I did what I told myself not to. I grabbed her arm gently and slid her body over to me, ignoring the surprised gasp when I positioned her on her side so her head was on my thigh using it as a pillow. Brushing loose strands of hair out of her face, I looked down at the rest that billowed over my lap and couch. “I don’t expect you to forgive him, and neither does the world.”

It was a moment before she said, “I’m angry, Theo. So angry. I feel like I don’t have a right to because…”

Because they were her parents.

I kept combing my fingers through her hair until her body eased. She always loved this when her mother did it.

Telling her she had every right to be angry wouldn’t have made a difference. She’d feel bad about feeling any negative way no matter what I, or anybody else, told her. She’d bottle it up until she burst—until she broke down and shattered for the world to see. And the cruel world we lived in was waiting for it to happen. I knew it, she knew it, and that was why she tried to fight it. But fighting didn’t do a lick of good when she didn’t find a reason to.
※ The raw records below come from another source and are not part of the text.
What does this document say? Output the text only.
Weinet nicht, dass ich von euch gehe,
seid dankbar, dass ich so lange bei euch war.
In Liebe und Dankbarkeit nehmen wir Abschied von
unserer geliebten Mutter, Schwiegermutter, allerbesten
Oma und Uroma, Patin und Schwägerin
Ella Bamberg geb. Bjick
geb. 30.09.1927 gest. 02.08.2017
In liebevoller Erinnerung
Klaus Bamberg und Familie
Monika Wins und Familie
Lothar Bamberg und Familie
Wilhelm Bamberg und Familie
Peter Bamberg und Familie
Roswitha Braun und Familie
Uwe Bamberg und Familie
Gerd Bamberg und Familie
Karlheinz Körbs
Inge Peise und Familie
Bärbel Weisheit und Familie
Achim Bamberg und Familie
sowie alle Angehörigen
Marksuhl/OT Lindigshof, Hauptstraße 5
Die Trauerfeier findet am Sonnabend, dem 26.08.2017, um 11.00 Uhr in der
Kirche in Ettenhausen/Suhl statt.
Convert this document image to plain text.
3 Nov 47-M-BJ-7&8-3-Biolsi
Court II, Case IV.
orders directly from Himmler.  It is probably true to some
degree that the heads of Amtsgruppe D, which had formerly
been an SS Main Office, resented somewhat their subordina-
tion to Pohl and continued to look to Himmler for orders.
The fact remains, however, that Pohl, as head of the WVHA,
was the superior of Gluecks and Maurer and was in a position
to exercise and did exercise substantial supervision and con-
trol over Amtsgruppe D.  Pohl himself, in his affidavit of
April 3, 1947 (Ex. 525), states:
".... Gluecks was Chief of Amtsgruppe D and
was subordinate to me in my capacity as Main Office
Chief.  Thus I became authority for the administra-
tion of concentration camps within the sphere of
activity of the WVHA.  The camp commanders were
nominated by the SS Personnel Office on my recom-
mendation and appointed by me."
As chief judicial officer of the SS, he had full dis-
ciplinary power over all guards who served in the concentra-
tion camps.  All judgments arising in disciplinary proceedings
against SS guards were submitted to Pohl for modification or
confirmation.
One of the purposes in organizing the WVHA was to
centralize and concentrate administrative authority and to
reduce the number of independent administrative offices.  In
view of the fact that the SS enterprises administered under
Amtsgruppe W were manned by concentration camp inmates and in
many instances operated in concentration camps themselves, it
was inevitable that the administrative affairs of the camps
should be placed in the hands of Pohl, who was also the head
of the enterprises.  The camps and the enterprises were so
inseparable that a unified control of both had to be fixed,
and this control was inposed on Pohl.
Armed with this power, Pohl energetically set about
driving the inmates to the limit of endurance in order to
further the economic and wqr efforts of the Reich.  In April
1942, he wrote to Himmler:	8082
So, my hands faltered behind her ear where I brushed more strands. “Do it for me, Della. If nobody else, remember that I was always here rooting for you. All I want is for you to fight. Can you do that?”

The quiet I was given in return sliced through me thick and deep and I wasn’t sure I’d get a response as the minutes passed. It was the deep sigh, the relenting exhale, that gave me hope that she’d do as I asked. It wasn’t because she felt she owed me for the years I’d helped raise her, dedicated to her when she needed me most. It was the unspeakable understanding we had. The one we’d always had that eased her parents knowing I was there for her.

I just needed her to be there for herself, never letting the world beat her down like it so often wanted.

“Sometimes I wish that night between us never happened, because it wouldn’t hurt so bad knowing that there are limits to this,” she whispered, catching me off guard. My hand stopped moving over her scalp completely, stilling as she added, “But maybe it’s better that way. How it ended. We ended.”